Ironstrack said the research leads to language lessons for adults and children, often in a summer camp model.
“We are teaching language but not just teaching language,” he said. “We teach a wide variety of things.”
Baldwin’s research has written about the work of revitalizing languages in “The Routledge Handbook of Language Revitalization” and was co-author of a chapter on The Breath of Life Workshops and Institutes, which are used in the work.
The Harvard Project award noted, “These finalists are exercising their self-determination and implementing effective solutions to common governmental challenges in the areas of environmental research and management, health provider training, language revitalization, agriculture, child welfare and restorative justice.”

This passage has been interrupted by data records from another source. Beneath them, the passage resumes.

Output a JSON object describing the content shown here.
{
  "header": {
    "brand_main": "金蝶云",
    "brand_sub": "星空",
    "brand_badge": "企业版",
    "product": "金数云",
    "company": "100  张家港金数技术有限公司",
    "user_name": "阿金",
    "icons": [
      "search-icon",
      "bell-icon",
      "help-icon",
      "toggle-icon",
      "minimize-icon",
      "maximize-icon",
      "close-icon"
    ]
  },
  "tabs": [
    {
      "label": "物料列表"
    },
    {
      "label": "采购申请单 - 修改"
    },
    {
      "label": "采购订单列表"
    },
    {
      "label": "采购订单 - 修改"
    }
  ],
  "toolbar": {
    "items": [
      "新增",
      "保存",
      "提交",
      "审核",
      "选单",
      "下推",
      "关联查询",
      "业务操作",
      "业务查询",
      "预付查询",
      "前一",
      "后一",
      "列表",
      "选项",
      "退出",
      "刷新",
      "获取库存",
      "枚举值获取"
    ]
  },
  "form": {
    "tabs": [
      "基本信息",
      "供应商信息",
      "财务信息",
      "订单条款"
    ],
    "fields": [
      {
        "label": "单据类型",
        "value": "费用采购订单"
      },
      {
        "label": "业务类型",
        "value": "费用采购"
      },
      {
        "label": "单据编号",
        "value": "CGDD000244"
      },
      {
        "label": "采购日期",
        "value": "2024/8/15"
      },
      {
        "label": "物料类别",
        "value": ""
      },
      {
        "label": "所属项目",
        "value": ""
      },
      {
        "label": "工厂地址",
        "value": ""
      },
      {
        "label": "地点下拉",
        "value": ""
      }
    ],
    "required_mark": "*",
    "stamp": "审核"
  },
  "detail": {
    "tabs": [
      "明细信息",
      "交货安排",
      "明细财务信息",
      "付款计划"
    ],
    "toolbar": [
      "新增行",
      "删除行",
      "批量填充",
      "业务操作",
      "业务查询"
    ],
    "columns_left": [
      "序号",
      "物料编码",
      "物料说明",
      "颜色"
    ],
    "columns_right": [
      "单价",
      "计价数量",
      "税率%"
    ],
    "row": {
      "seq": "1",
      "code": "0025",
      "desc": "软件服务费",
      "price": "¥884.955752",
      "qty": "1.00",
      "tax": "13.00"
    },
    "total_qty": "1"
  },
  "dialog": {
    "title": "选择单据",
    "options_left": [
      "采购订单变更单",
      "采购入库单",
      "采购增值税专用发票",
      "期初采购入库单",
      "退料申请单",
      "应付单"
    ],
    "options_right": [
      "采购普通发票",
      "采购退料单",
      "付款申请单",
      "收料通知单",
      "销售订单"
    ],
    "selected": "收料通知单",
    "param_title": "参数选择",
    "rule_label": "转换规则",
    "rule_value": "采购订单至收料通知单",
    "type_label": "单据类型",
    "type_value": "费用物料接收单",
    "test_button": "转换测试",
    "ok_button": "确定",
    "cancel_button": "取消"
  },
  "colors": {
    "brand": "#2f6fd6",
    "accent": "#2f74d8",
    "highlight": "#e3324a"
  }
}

It hosts gatherings to provide a place for the community to engage and share through language use and cultural activity. That includes playing games and creating ribbonwork like their Myaamia ancestors did.
This semester, 30 Myaamia students are enrolled at the university. To date, 76 Myaamia students have earned undergraduate or graduate degrees (two students earned both), said Bobbe Burke, coordinator of Miami Tribe Relations.
Tribal leaders took a leap of faith when they sought a federal Administration for Native Americans grant in the mid-1990s. The ANA funding, awarded in 1996, supported the tribe’s first steps toward language revitalization.
Those efforts toward revitalization have been building momentum over the past several decades bringing the Myaamia culture back to the people whose ancestors saw it stripped away from them.
“That’s why the pushback against death and dying language. It’s not about loss. It’s about change and how we deal with change,” Baldwin said. “It is an intergenerational effort.”